“Bumblebee” buzzes along to success

To say the “Transformers” films have been underwhelming so far would be an understatement. A massive understatement. They have been God-awful, emblematic of everything people hate about big-budget blockbusters: they’re loud, dumb, too focused on special effects and have utterly nothing to say. It’s especially disheartening when the sole reason for their existence is to sell toys. So it is a huge relief that one of them stands up as something other than being truly terrible. “Bumblebee” tells a story, one we’ve seen before, but still, an actual story with characters, plot and an arc.

Directed by Travis Knight and written by Christina Hodson, the film takes place in the year is 1987. The Autobot Bumblebee has landed on Earth, chased by the villainous Decepticons. While in combat, his vocal circuits are destroyed and his memory lost. Disguised as a beaten up car, he is found by Charlie (Hailee Steinfeld), an 18-year-old who is struggling over the death of her father and a difficult social life. Together, they work with new friend Memo (Jorge Lendeborg Jr.) to escape the army led by Agent Burns (John Cena) and the Decepticons who have come to extract information from him.

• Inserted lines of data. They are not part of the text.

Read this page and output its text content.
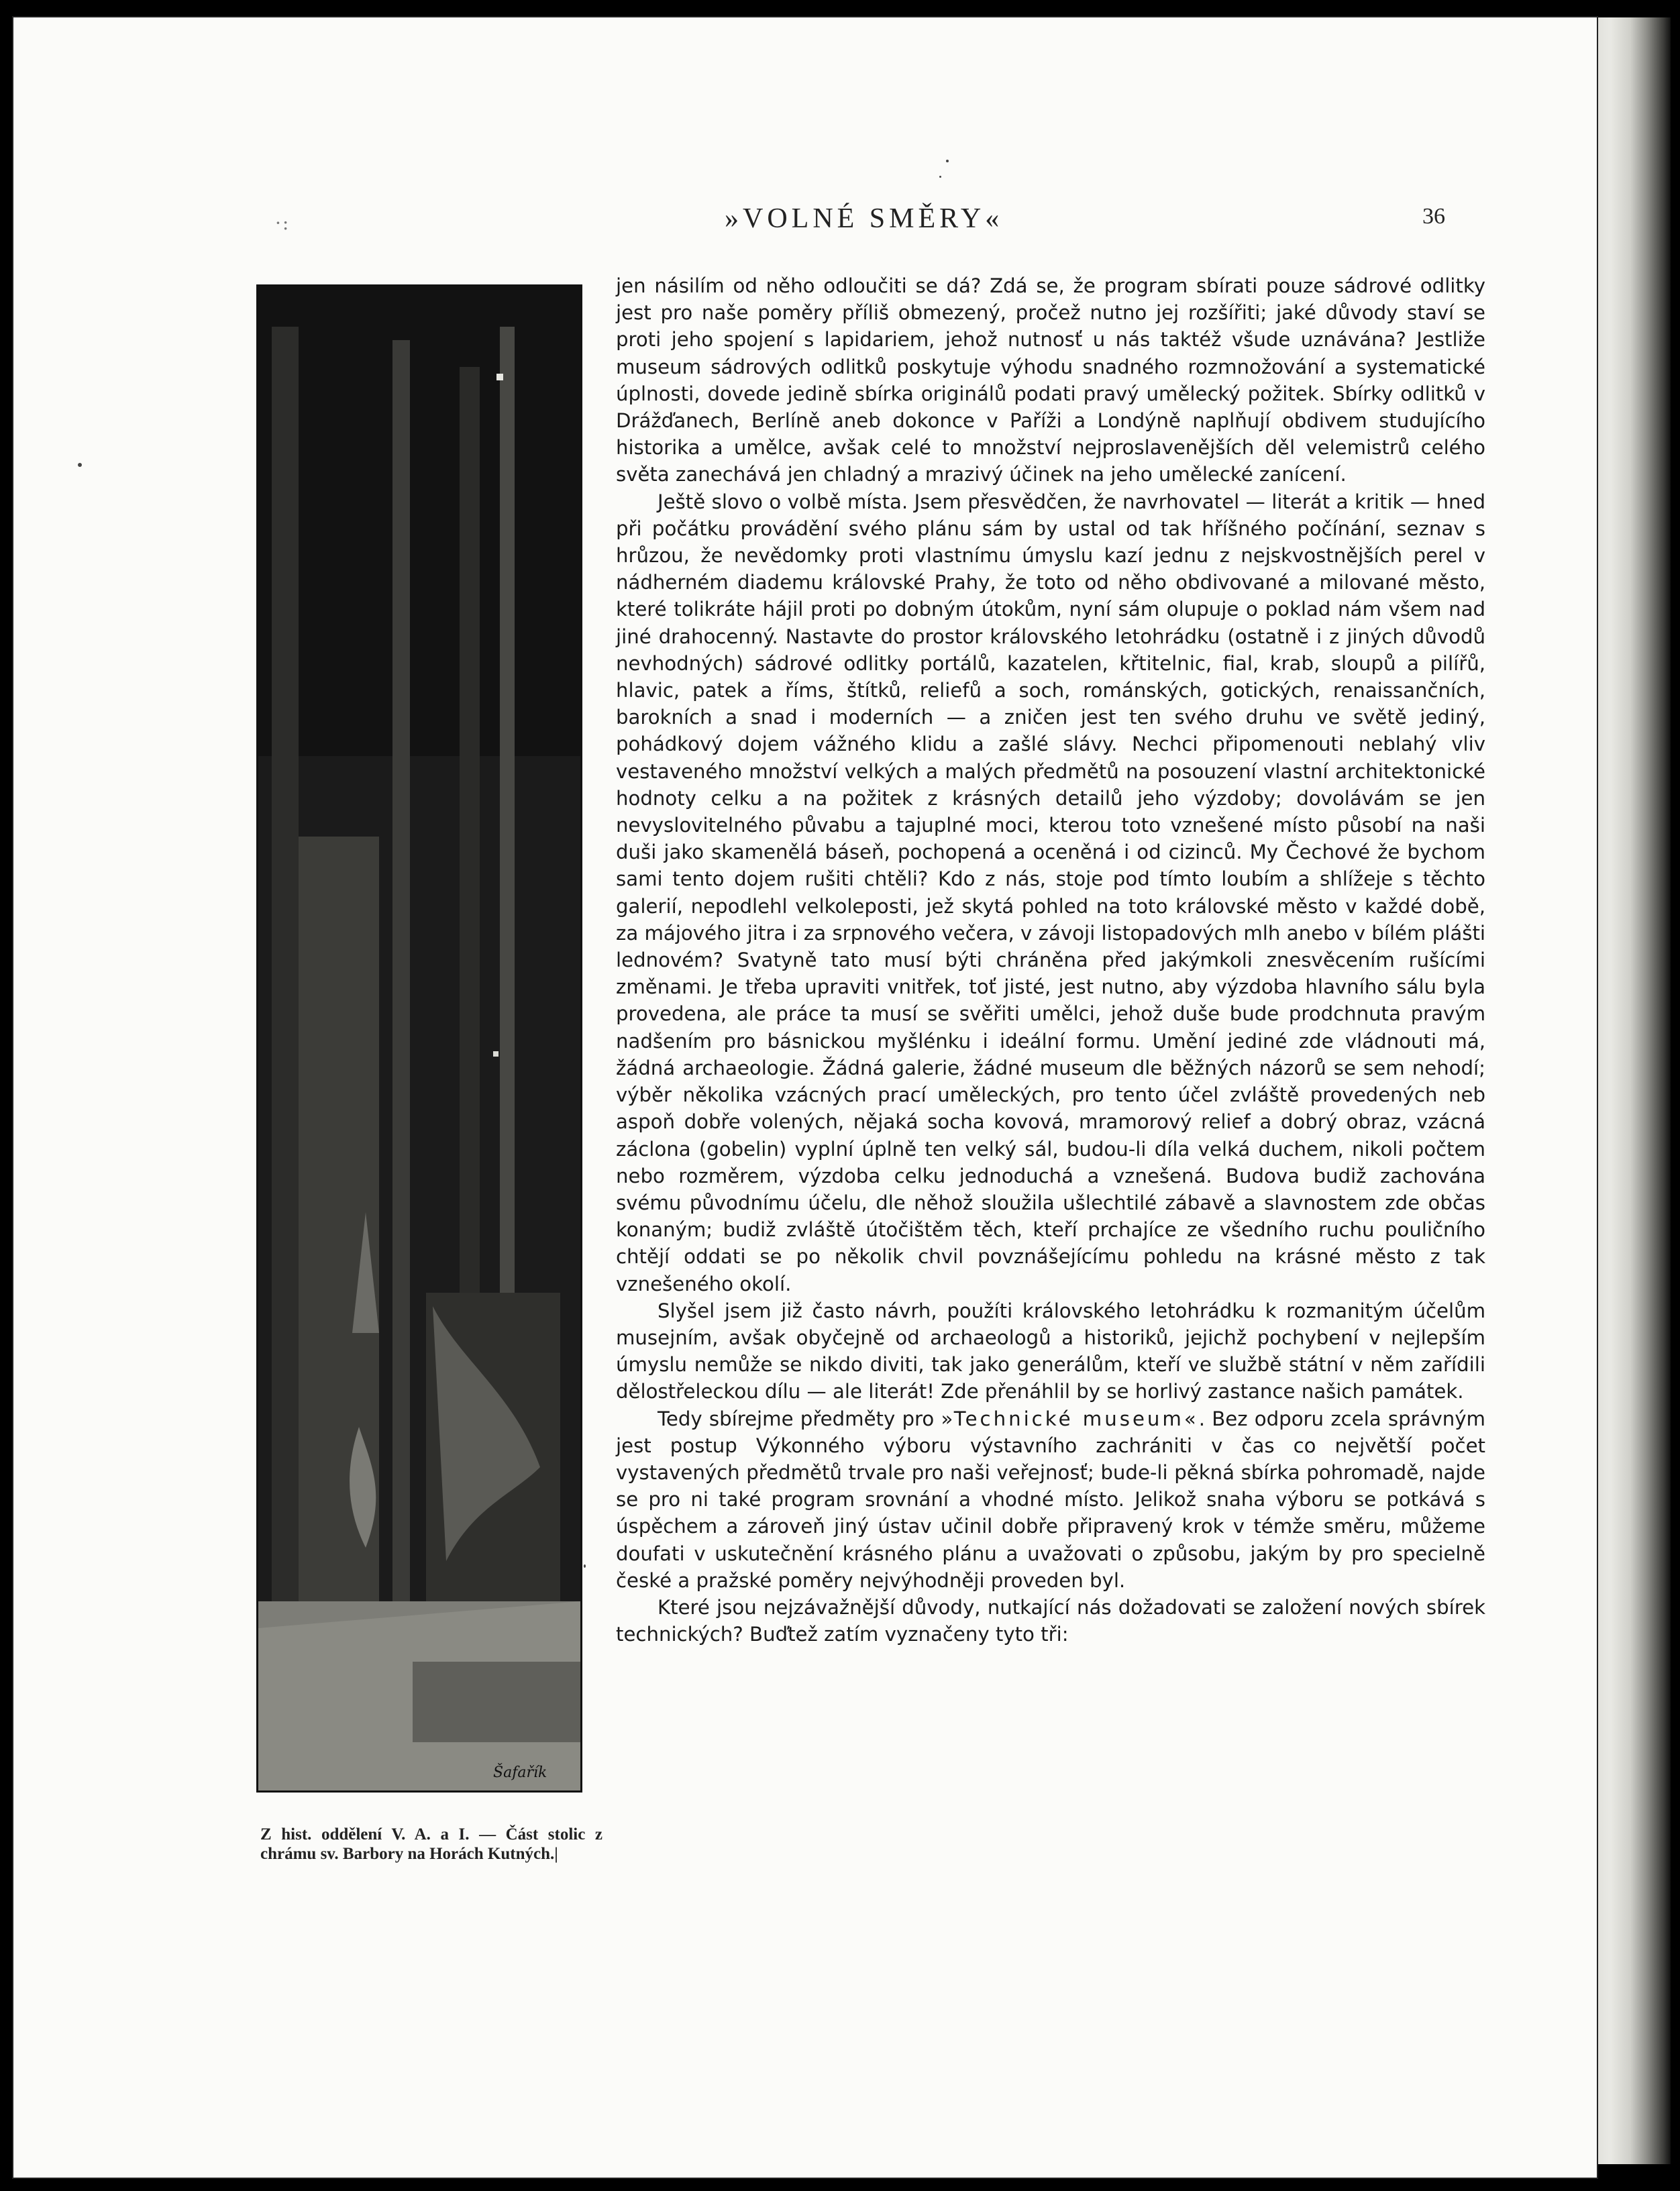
·:	»VOLNÉ SMĚRY«	36
Šafařík
Z hist. oddělení V. A. a I. — Část stolic z chrámu sv. Barbory na Horách Kutných.|

jen násilím od něho odloučiti se dá? Zdá se, že program sbírati pouze sádrové odlitky jest pro naše poměry příliš obmezený, pročež nutno jej rozšířiti; jaké důvody staví se proti jeho spojení s lapidariem, jehož nutnosť u nás taktéž všude uznávána? Jestliže museum sádrových odlitků poskytuje výhodu snadného rozmnožování a systematické úplnosti, dovede jedině sbírka originálů podati pravý umělecký požitek. Sbírky odlitků v Drážďanech, Berlíně aneb dokonce v Paříži a Londýně naplňují obdivem studujícího historika a umělce, avšak celé to množství nejproslavenějších děl velemistrů celého světa zanechává jen chladný a mrazivý účinek na jeho umělecké zanícení.

Ještě slovo o volbě místa. Jsem přesvědčen, že navrhovatel — literát a kritik — hned při počátku provádění svého plánu sám by ustal od tak hříšného počínání, seznav s hrůzou, že nevědomky proti vlastnímu úmyslu kazí jednu z nejskvostnějších perel v nádherném diademu královské Prahy, že toto od něho obdivované a milované město, které tolikráte hájil proti po dobným útokům, nyní sám olupuje o poklad nám všem nad jiné drahocenný. Nastavte do prostor královského letohrádku (ostatně i z jiných důvodů nevhodných) sádrové odlitky portálů, kazatelen, křtitelnic, fial, krab, sloupů a pilířů, hlavic, patek a říms, štítků, reliefů a soch, románských, gotických, renaissančních, barokních a snad i moderních — a zničen jest ten svého druhu ve světě jediný, pohádkový dojem vážného klidu a zašlé slávy. Nechci připomenouti neblahý vliv vestaveného množství velkých a malých předmětů na posouzení vlastní architektonické hodnoty celku a na požitek z krásných detailů jeho výzdoby; dovolávám se jen nevyslovitelného půvabu a tajuplné moci, kterou toto vznešené místo působí na naši duši jako skamenělá báseň, pochopená a oceněná i od cizinců. My Čechové že bychom sami tento dojem rušiti chtěli? Kdo z nás, stoje pod tímto loubím a shlížeje s těchto galerií, nepodlehl velkoleposti, jež skytá pohled na toto královské město v každé době, za májového jitra i za srpnového večera, v závoji listopadových mlh anebo v bílém plášti lednovém? Svatyně tato musí býti chráněna před jakýmkoli znesvěcením rušícími změnami. Je třeba upraviti vnitřek, toť jisté, jest nutno, aby výzdoba hlavního sálu byla provedena, ale práce ta musí se svěřiti umělci, jehož duše bude prodchnuta pravým nadšením pro básnickou myšlénku i ideální formu. Umění jediné zde vládnouti má, žádná archaeologie. Žádná galerie, žádné museum dle běžných názorů se sem nehodí; výběr několika vzácných prací uměleckých, pro tento účel zvláště provedených neb aspoň dobře volených, nějaká socha kovová, mramorový relief a dobrý obraz, vzácná záclona (gobelin) vyplní úplně ten velký sál, budou-li díla velká duchem, nikoli počtem nebo rozměrem, výzdoba celku jednoduchá a vznešená. Budova budiž zachována svému původnímu účelu, dle něhož sloužila ušlechtilé zábavě a slavnostem zde občas konaným; budiž zvláště útočištěm těch, kteří prchajíce ze všedního ruchu pouličního chtějí oddati se po několik chvil povznášejícímu pohledu na krásné město z tak vznešeného okolí.

Slyšel jsem již často návrh, použíti královského letohrádku k rozmanitým účelům musejním, avšak obyčejně od archaeologů a historiků, jejichž pochybení v nejlepším úmyslu nemůže se nikdo diviti, tak jako generálům, kteří ve službě státní v něm zařídili dělostřeleckou dílu — ale literát! Zde přenáhlil by se horlivý zastance našich památek.

Tedy sbírejme předměty pro »Technické museum«. Bez odporu zcela správným jest postup Výkonného výboru výstavního zachrániti v čas co největší počet vystavených předmětů trvale pro naši veřejnosť; bude-li pěkná sbírka pohromadě, najde se pro ni také program srovnání a vhodné místo. Jelikož snaha výboru se potkává s úspěchem a zároveň jiný ústav učinil dobře připravený krok v témže směru, můžeme doufati v uskutečnění krásného plánu a uvažovati o způsobu, jakým by pro specielně české a pražské poměry nejvýhodněji proveden byl.

Které jsou nejzávažnější důvody, nutkající nás dožadovati se založení nových sbírek technických? Buďtež zatím vyznačeny tyto tři:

The film employs a light-hearted tone right out of the 1980s, where a car represented freedom, parents were so lame and rock n’ roll still stuck it to the man. The plot is heavily borrowed from “E.T.” and “The Iron Giant”, utilizing the same disillusioned youth who befriends an alien creature and learns to love again. In difference to the other “Transformer” films, character is emphasized over plot which works better to tell a coming-of-age story.

The film is nothing groundshatteringly new. We’ve seen it all before. Beat for beat, you can see the setups, character arcs and revelations before they occur. It doesn’t decrease the fun and emotion of the film due mostly to the performance of Hailee Steinfeld and the attention paid to the characters. Even Agent Burns, rather than being a one-dimensional villain, has some zippy one-liners and an arc.

But it’s in comparison to the previous “Transformers” films that the perspective of “Bumblebee” changes.

Perhaps it hasn’t been emphasized enough, but the “Transformers” films are ungodly, horrendous, duplicitous, unmoving, nauseating, soul-crushing garbage. Anything that even resembles a story, no matter how unoriginal, feels like the Pristine Chapel next to a pile of excrement. So “Bumblebee”, by virtue of having a spine, a heart and a brain, reigns supreme over the franchise.

Why is this film so much better than its contemporaries? Hmmm. Well, the previous five films were directed by known hack Michael Bay. This film… wasn’t. Why is this so much better? We may never know.

For fans of the “Transformers” of the 1980s, it’s a nostalgic breath of fresh air after years of morbid blasphemy. Robots turning into cars and planes and blowing each other up finally feels fun, as it always should have.